# Adding more eco-complete to existing tank



## rjfurbank (Jan 21, 2008)

Hello everyone,

Couldn't find a clear answer to this in the existing threads.

I want to add more eco-complete to my 90g tank. One side of the tank is quite lean and only has 0.5-1" depth in places. I want to add another 1-2 bags. Is there anything I should be concerned about?

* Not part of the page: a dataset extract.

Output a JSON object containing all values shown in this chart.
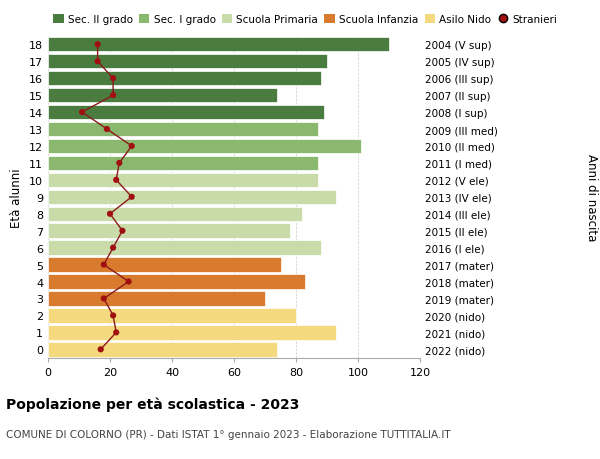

I was hoping to not have to remove the plants. Definitely going to be messy. . .

Thanks,

-Roy


----------



## ngb2322 (Apr 9, 2008)

Messy = fun


----------



## cs_gardener (Apr 28, 2006)

I've added drained eco complete to an established tank several times without any real problems. I drained it 'cause the liquid was just too much to hassle with when I was originally storing it, but I don't think it would matter for adding it to the tank. To avoid getting the small bits of EC dusting everything in the tank I used a container to scoop some EC up, lowered it into the water upright, then tilted the container and emptied the EC where I wanted it - SLOWLY. Go too fast and you get a cloud of EC that spreads across the tank (voice of experience speaking here). I used a large cottage cheese container that I'd cleaned and rinsed well, you might want to use something larger since you'll be adding more. A little patience and care will help keep the mess and the amount of dusting off of the plants to a minimum.


----------



## Brilliant (Jun 25, 2006)

Despite what the bag says Eco will raise KH and pH. I would take it easy adding half a bag or less and monitor parameters. In fact thats exactly what I did when I added it to my 90g discus tank.


----------



## rjfurbank (Jan 21, 2008)

Thanks everyone--I will take into consideration. Glad to hear others have done this w/out too much hassle.

I will update after adding--shooting for next weekend. I doubt I will have the restraint to add only a small portion. We'll see. . .


----------



## sai_dee (Mar 20, 2008)

I just pour it on, if the plants aren't short, they'll be fine. They just have eco complete all over them but it isn't a problem since they'll eventually fall off from fish or filter or whatever.


----------